1. Some diseases are more serious than others. For example, most dogs clear kennel cough (bordetella) on their own and the bordetella vaccine has poor efficacy so most veterinarians consider this vaccine to be a non-core vaccine. Only high risk patients would be recommended to receive this vaccine. Rabies on the other hand is a fatal disease once symptoms appear and presents a signitifcant risk to human health, our vaccine for rabies is also pretty good so for these reasons the rabies vaccine is a core vaccine, one that veterinarians would recommend to all their patients.
3. Titres: in both humans and animals we can take a blood sample that measures how well the immune system remembers a vaccine by measuring the number of titres a person has to a particular disease.
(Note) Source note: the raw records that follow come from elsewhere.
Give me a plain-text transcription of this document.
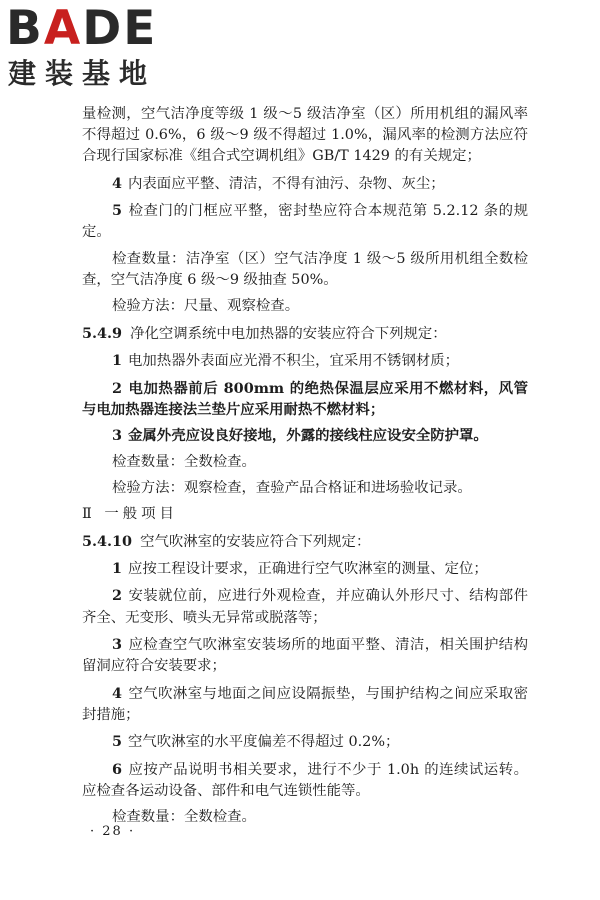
BADE
建装基地

量检测，空气洁净度等级 1 级～5 级洁净室（区）所用机组的漏风率不得超过 0.6%，6 级～9 级不得超过 1.0%，漏风率的检测方法应符合现行国家标准《组合式空调机组》GB/T 1429 的有关规定；

4 内表面应平整、清洁，不得有油污、杂物、灰尘；

5 检查门的门框应平整，密封垫应符合本规范第 5.2.12 条的规定。

检查数量：洁净室（区）空气洁净度 1 级～5 级所用机组全数检查，空气洁净度 6 级～9 级抽查 50%。

检验方法：尺量、观察检查。

5.4.9 净化空调系统中电加热器的安装应符合下列规定：

1 电加热器外表面应光滑不积尘，宜采用不锈钢材质；

2 电加热器前后 800mm 的绝热保温层应采用不燃材料，风管与电加热器连接法兰垫片应采用耐热不燃材料；

3 金属外壳应设良好接地，外露的接线柱应设安全防护罩。

检查数量：全数检查。

检验方法：观察检查，查验产品合格证和进场验收记录。

Ⅱ 一般项目

5.4.10 空气吹淋室的安装应符合下列规定：

1 应按工程设计要求，正确进行空气吹淋室的测量、定位；

2 安装就位前，应进行外观检查，并应确认外形尺寸、结构部件齐全、无变形、喷头无异常或脱落等；

3 应检查空气吹淋室安装场所的地面平整、清洁，相关围护结构留洞应符合安装要求；

4 空气吹淋室与地面之间应设隔振垫，与围护结构之间应采取密封措施；

5 空气吹淋室的水平度偏差不得超过 0.2%；

6 应按产品说明书相关要求，进行不少于 1.0h 的连续试运转。应检查各运动设备、部件和电气连锁性能等。

检查数量：全数检查。

· 28 ·
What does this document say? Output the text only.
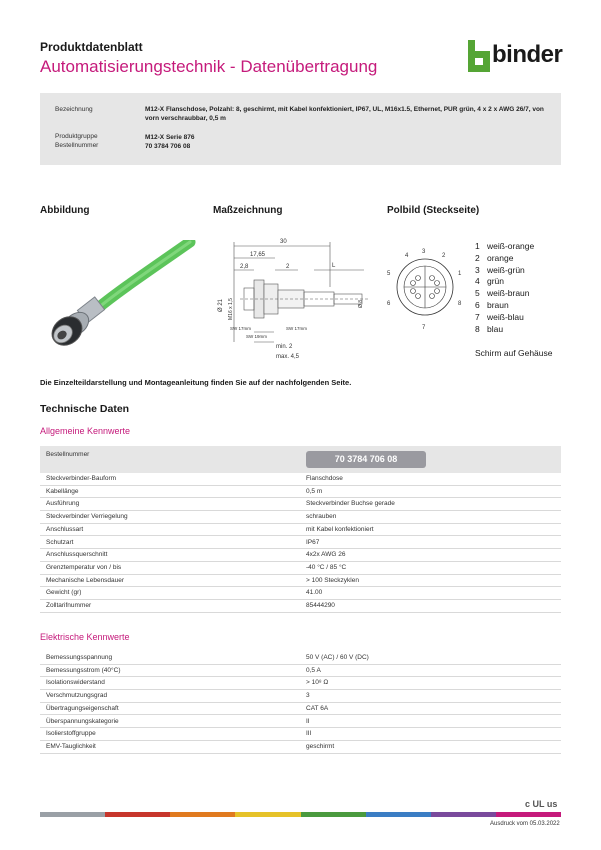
Produktdatenblatt
Automatisierungstechnik - Datenübertragung	binder
Bezeichnung	M12-X Flanschdose, Polzahl: 8, geschirmt, mit Kabel konfektioniert, IP67, UL, M16x1.5, Ethernet, PUR grün, 4 x 2 x AWG 26/7, von vorn verschraubbar, 0,5 m
Produktgruppe	M12-X Serie 876
Bestellnummer	70 3784 706 08
Abbildung	Maßzeichnung	Polbild (Steckseite)
30
17,65
2,8	2	L
Ø 21 M16 x 1,5	Ø 8
SW 17mm	SW 17mm
SW 19mm
min. 2
max. 4,5
4
3
2
5	1
6	8
7
1 weiß-orange
2 orange
3 weiß-grün
4 grün
5 weiß-braun
6 braun
7 weiß-blau
8 blau
Schirm auf Gehäuse
Die Einzelteildarstellung und Montageanleitung finden Sie auf der nachfolgenden Seite.
Technische Daten
Allgemeine Kennwerte
Bestellnummer	70 3784 706 08
Steckverbinder-Bauform	Flanschdose
Kabellänge	0,5 m
Ausführung	Steckverbinder Buchse gerade
Steckverbinder Verriegelung	schrauben
Anschlussart	mit Kabel konfektioniert
Schutzart	IP67
Anschlussquerschnitt	4x2x AWG 26
Grenztemperatur von / bis	-40 °C / 85 °C
Mechanische Lebensdauer	> 100 Steckzyklen
Gewicht (gr)	41.00
Zolltarifnummer	85444290
Elektrische Kennwerte
Bemessungsspannung	50 V (AC) / 60 V (DC)
Bemessungsstrom (40°C)	0,5 A
Isolationswiderstand	> 10⁸ Ω
Verschmutzungsgrad	3
Übertragungseigenschaft	CAT 6A
Überspannungskategorie	II
Isolierstoffgruppe	III
EMV-Tauglichkeit	geschirmt
c UL us
Ausdruck vom 05.03.2022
People who work with animals will have gotten their rabies vaccine. Every few years you have your blood drawn and your rabies titres measured. If they are sufficiently high you don’t need a booster, but if they are low then you need to get revaccinated for rabies. Some people need to get rabies boosters regularly every few years, and others can go their whole lives without needed a single boost. Animals are likely the same – some individual animal’s immune systems will take to the vaccine better than others. Just like in humans we have the ability to measure titres in our pets, but most people don’t bother because the blood test is in many cases more expensive and more time consuming than getting the vaccine itself. Not to mention drawing blood from a pet can be a much bigger undertaking than giving them a simple under the skin injection.

Anonymous 0 Comments

Humans don’t get rabies vaccines unless they’ve work in an environment that puts that at risk for exposure or have already been exposed as a means of post-exposure-prophylaxis.

Pets get rabies boosters every year largely out of an abundance of caution. There have not been any good studies that show how long immunity lasts in pets. Because of the seriousness of the disease to both pets and humans, rather than have a situation where they only get vaccinated every 3 years but the immunity only lasts 2, laws require vaccination every year to ensure 100% immunity at all times.